This may not be Old Trafford, the Oracle Arena or the Yankee Stadium, but this is home to e-sports giant LGD Gaming.
The newly built 400-seat arena in the eastern Chinese city of Hangzhou occupies 2,200 square metres and features press conference venues, fan zones, practice spaces, a bar, a gift shop and high-tech control rooms where squads of young technicians coordinate Web broadcasts to millions of spectators.
However, the price tag of the above package is a whopping $6.3 million SGD. It is, on the other hand, considered a reasonable investment, granting the fact that e-sports is booming in China, driven by popular games such as League Of Legends and Dota2, raising hopes of eventual Olympic inclusion and turning young players into rich celebrities.
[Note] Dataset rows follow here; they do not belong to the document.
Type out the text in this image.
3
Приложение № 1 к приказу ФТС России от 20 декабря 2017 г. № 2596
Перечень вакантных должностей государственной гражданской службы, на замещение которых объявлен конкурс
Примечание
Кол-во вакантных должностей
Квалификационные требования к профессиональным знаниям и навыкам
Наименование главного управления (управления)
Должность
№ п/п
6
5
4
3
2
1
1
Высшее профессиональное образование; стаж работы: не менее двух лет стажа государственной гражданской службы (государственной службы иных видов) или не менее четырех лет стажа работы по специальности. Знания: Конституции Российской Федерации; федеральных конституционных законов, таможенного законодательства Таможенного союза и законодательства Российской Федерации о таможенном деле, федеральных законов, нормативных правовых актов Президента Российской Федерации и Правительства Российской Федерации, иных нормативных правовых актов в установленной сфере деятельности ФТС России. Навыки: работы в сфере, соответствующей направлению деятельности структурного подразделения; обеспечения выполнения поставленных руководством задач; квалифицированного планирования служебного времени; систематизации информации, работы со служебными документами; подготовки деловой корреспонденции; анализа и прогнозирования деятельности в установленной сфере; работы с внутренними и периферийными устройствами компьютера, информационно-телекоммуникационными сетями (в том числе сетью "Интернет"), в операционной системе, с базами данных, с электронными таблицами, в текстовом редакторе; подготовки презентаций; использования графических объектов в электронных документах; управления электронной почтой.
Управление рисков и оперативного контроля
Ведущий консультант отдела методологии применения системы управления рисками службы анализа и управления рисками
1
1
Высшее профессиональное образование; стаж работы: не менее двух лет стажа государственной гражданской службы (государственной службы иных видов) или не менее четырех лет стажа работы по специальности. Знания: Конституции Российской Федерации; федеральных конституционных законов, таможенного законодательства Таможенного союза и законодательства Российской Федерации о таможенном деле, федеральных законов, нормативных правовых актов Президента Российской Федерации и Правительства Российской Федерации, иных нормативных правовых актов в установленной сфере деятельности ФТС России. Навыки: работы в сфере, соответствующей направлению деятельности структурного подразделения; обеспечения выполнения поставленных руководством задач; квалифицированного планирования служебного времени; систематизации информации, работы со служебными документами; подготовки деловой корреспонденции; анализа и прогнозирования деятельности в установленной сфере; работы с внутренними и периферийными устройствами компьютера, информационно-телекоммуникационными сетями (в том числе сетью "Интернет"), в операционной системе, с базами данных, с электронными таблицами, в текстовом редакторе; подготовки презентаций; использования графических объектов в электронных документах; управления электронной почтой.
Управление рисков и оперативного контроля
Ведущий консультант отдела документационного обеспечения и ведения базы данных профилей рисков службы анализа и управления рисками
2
The global professional eSports industry will grow 38 per cent this year to US$906 million (S$1.2 billion) in revenue, industry analyst Newzoo has forecast, with China representing 18 per cent of that, third behind the US and Europe.
“It gives our youth more choices. It’s not like before when all you could do was study. Now there are other roads,” said Mr Yang Shunhua, LGD’s general manager, in a wider picture.
With the Chinese and the rest of the world looking into the prospects of e-sports, can we really say now that there is no future in spending all that time on games?